Calling for the regulation of tech giants is easy, but actually developing reasonable, scalable policies with a feasible strategy for deployment is more difficult. In the case of India, Gupta added, “it wants to do a lot, but it all seems a bit clumsy.”
Thursday marks the end of the counter-comment period for new proposed rules that could have a chilling effect on free expression and privacy online. The proposed changes would drastically weaken protections for internet “intermediaries” by amending Section 79 of the IT Act—the Indian equivalent of Section 230 of the Communications Decency Act in the US—effectively forcing platforms to censor user content deemed “unlawful” by the government, or be held liable for the postings. The rules would also require messaging services like WhatsApp to build a backdoor for Indian authorities, weakening end-to-end encryption. Prime Minister Narendra Modi’s government could put the rules in effect as soon as Friday, as the change doesn’t require parliamentary approval.
The proposed rules were ostensibly created to check the power of tech giants, but they could end up helping the Facebooks, Twitters, and Googles of the world by holding newer, less-well-heeled rivals to the same strict censorship and filtering requirements. “It may have the unintended consequence of in fact benefiting [the tech giants],” says Gupta, “because only they would have the ability to actually comply with [these rules] to any feasible extent.”
On Feb. 1, new rules aimed at limiting the influence of ecommerce giants such as Amazon and Walmart took effect. The new regulations ban many of the strategies that have contributed to Amazon’s dominance in the US and Europe, such as: promoting and selling your own products (or the products of a company you control), pushing other companies to sell products exclusively through your marketplace, giving certain sellers preferential treatment or placement, and abusing your market power to undercut your competitors by offering hard-to-beat discounts.

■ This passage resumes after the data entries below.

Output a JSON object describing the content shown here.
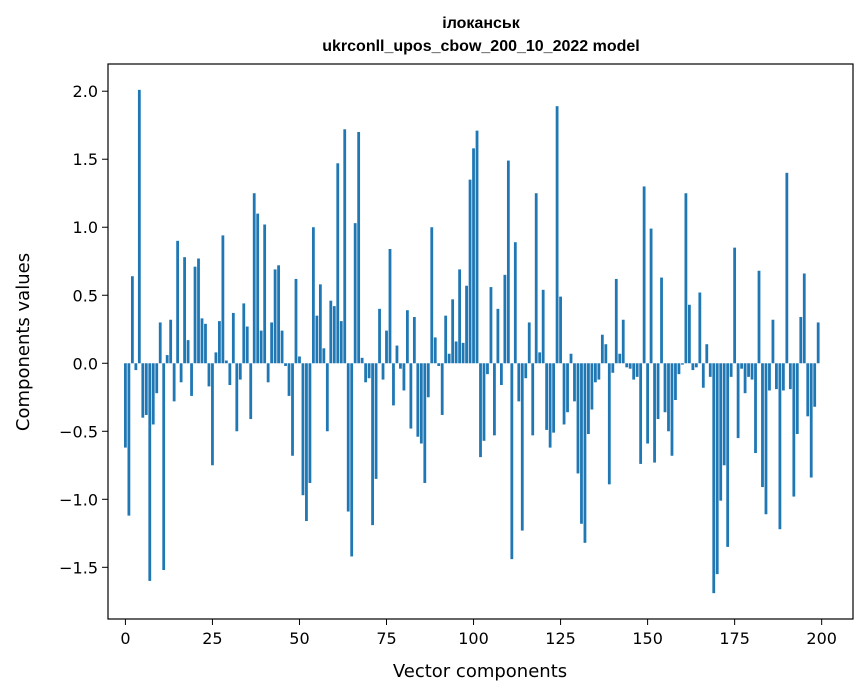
{
  "chart_data": {
    "type": "bar",
    "title_line1": "ілоканськ",
    "title_line2": "ukrconll_upos_cbow_200_10_2022 model",
    "xlabel": "Vector components",
    "ylabel": "Components values",
    "xlim": [
      -5,
      209
    ],
    "ylim": [
      -1.88,
      2.2
    ],
    "xticks": [
      0,
      25,
      50,
      75,
      100,
      125,
      150,
      175,
      200
    ],
    "xtick_labels": [
      "0",
      "25",
      "50",
      "75",
      "100",
      "125",
      "150",
      "175",
      "200"
    ],
    "yticks": [
      2.0,
      1.5,
      1.0,
      0.5,
      0.0,
      -0.5,
      -1.0,
      -1.5
    ],
    "ytick_labels": [
      "2.0",
      "1.5",
      "1.0",
      "0.5",
      "0.0",
      "−0.5",
      "−1.0",
      "−1.5"
    ],
    "bar_color": "#1f77b4",
    "values": [
      -0.62,
      -1.12,
      0.64,
      -0.05,
      2.01,
      -0.4,
      -0.38,
      -1.6,
      -0.45,
      -0.22,
      0.3,
      -1.52,
      0.06,
      0.32,
      -0.28,
      0.9,
      -0.14,
      0.78,
      0.17,
      -0.24,
      0.71,
      0.77,
      0.33,
      0.29,
      -0.17,
      -0.75,
      0.08,
      0.31,
      0.94,
      0.02,
      -0.16,
      0.37,
      -0.5,
      -0.12,
      0.44,
      0.27,
      -0.41,
      1.25,
      1.1,
      0.24,
      1.02,
      -0.14,
      0.3,
      0.69,
      0.72,
      0.24,
      -0.02,
      -0.24,
      -0.68,
      0.62,
      0.05,
      -0.97,
      -1.16,
      -0.88,
      1.0,
      0.35,
      0.58,
      0.11,
      -0.5,
      0.46,
      0.42,
      1.47,
      0.31,
      1.72,
      -1.09,
      -1.42,
      1.03,
      1.7,
      0.04,
      -0.14,
      -0.11,
      -1.19,
      -0.85,
      0.4,
      -0.12,
      0.24,
      0.84,
      -0.31,
      0.13,
      -0.04,
      -0.2,
      0.39,
      -0.48,
      0.34,
      -0.54,
      -0.59,
      -0.88,
      -0.25,
      1.0,
      0.19,
      -0.02,
      -0.38,
      0.35,
      0.07,
      0.47,
      0.16,
      0.69,
      0.15,
      0.57,
      1.35,
      1.58,
      1.71,
      -0.69,
      -0.57,
      -0.08,
      0.56,
      -0.53,
      0.4,
      -0.16,
      0.65,
      1.49,
      -1.44,
      0.89,
      -0.28,
      -1.23,
      -0.11,
      0.3,
      -0.53,
      1.25,
      0.08,
      0.54,
      -0.49,
      -0.62,
      -0.51,
      1.89,
      0.49,
      -0.45,
      -0.36,
      0.07,
      -0.28,
      -0.81,
      -1.18,
      -1.32,
      -0.52,
      -0.34,
      -0.14,
      -0.12,
      0.21,
      0.14,
      -0.89,
      -0.07,
      0.62,
      0.07,
      0.32,
      -0.03,
      -0.04,
      -0.12,
      -0.1,
      -0.74,
      1.3,
      -0.59,
      0.99,
      -0.73,
      -0.41,
      0.63,
      -0.36,
      -0.5,
      -0.68,
      -0.27,
      -0.08,
      -0.01,
      1.25,
      0.43,
      -0.05,
      -0.03,
      0.52,
      -0.18,
      0.14,
      -0.1,
      -1.69,
      -1.55,
      -1.01,
      -0.75,
      -1.35,
      -0.1,
      0.85,
      -0.55,
      -0.04,
      -0.22,
      -0.1,
      -0.12,
      -0.66,
      0.68,
      -0.91,
      -1.11,
      -0.2,
      0.32,
      -0.19,
      -1.22,
      -0.2,
      1.4,
      -0.19,
      -0.98,
      -0.52,
      0.34,
      0.66,
      -0.39,
      -0.84,
      -0.32,
      0.3
    ]
  }
}
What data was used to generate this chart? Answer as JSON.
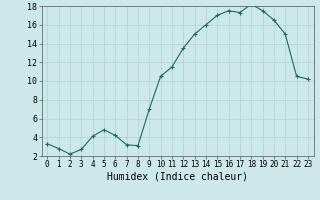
{
  "x": [
    0,
    1,
    2,
    3,
    4,
    5,
    6,
    7,
    8,
    9,
    10,
    11,
    12,
    13,
    14,
    15,
    16,
    17,
    18,
    19,
    20,
    21,
    22,
    23
  ],
  "y": [
    3.3,
    2.8,
    2.2,
    2.7,
    4.1,
    4.8,
    4.2,
    3.2,
    3.1,
    7.0,
    10.5,
    11.5,
    13.5,
    15.0,
    16.0,
    17.0,
    17.5,
    17.3,
    18.2,
    17.5,
    16.5,
    15.0,
    10.5,
    10.2
  ],
  "ylim": [
    2,
    18
  ],
  "yticks": [
    2,
    4,
    6,
    8,
    10,
    12,
    14,
    16,
    18
  ],
  "xticks": [
    0,
    1,
    2,
    3,
    4,
    5,
    6,
    7,
    8,
    9,
    10,
    11,
    12,
    13,
    14,
    15,
    16,
    17,
    18,
    19,
    20,
    21,
    22,
    23
  ],
  "xlabel": "Humidex (Indice chaleur)",
  "line_color": "#1a6b5a",
  "marker": "+",
  "bg_color": "#cce8e8",
  "grid_color": "#b0d0d0",
  "axes_color": "#555555"
}
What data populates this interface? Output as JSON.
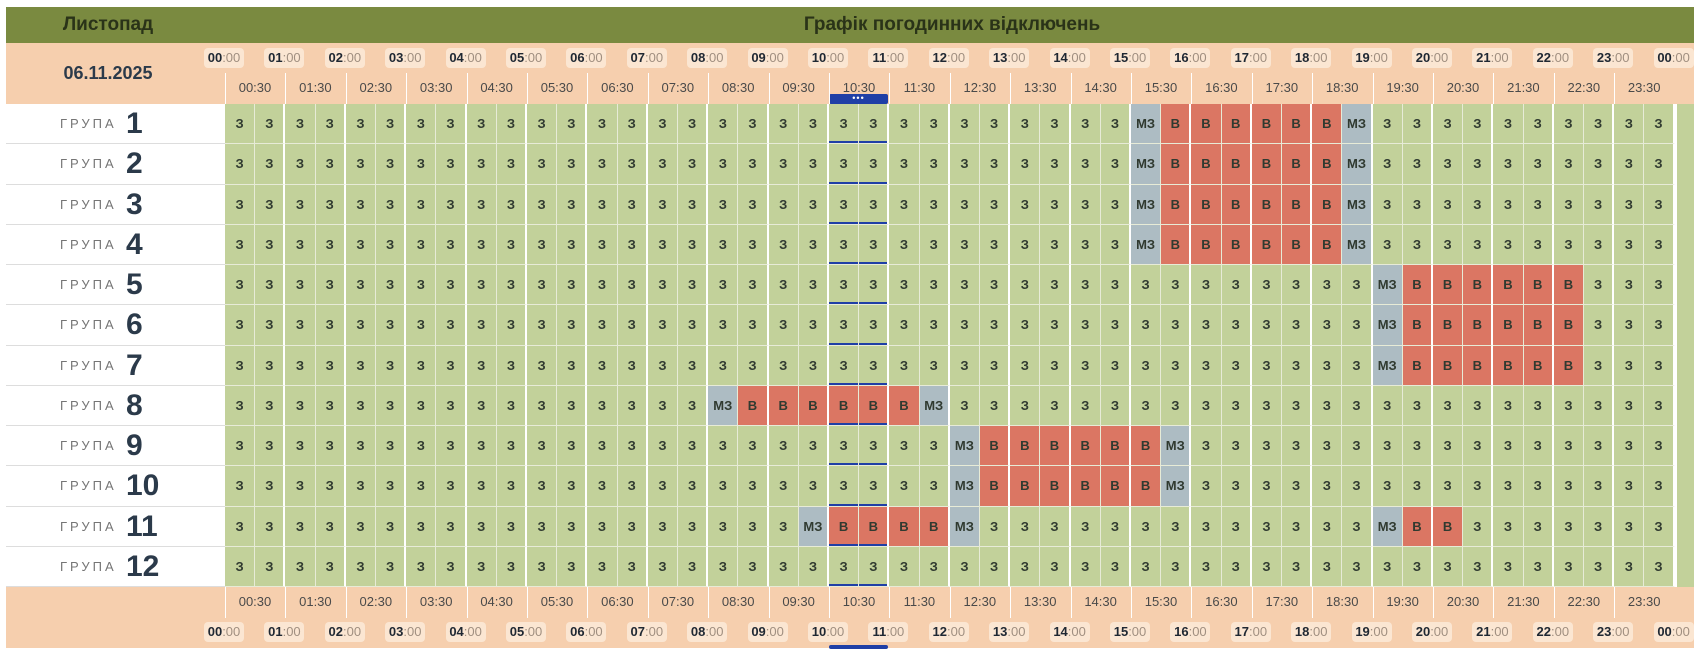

Initially, Amazon was forced to pull thousands of products from its digital shelves because they came from Amazon brands or from companies in which it had a large stake. For example, Amazon owned a 49 percent stake in Cloudtail India, the site’s biggest vendor, and in Appario Retail, another extremely popular seller for Amazon users in India. Both were prohibited under the new ecommerce rules.
However, less than a week later, Cloudtail was back on Amazon, with over 300,000 products listed for sale. The rules defined company-controlled vendors as sellers in which the marketplace owns at least a 25 percent stake, so Amazon cut its indirect holding of Cloudtail to 24 percent, according to Reuters. An early supporter of the ecommerce restrictions, the Confederation of All India Traders called Amazon’s move an attempt to circumvent the rules. Amazon appears to have used a similar strategy to get its Prime Pantry services back online, and is reportedly now selling its own grocery products via an affiliate. On Thursday, Amazon slashed its commission fees for certain high performing sellers in an attempt to boost the visibility of independent vendors on the platform.
“It's a cat and mouse game to address harms such as anti-competitive effects and price gouging by using executive notifications rather than regulatory institutions such as a competition regulator,” says Gupta. He says tech giants like Amazon have a lengthy history of finding and exploiting loopholes in even the most stringent regulations, while smaller companies can feel the brunt of the rules. ”Unless you specifically look at who is actually indulging in anti-competitive practices [and] levy a very tough penalty on them—which can only happen through institutional enforcement—these kinds of issues will linger,” he added.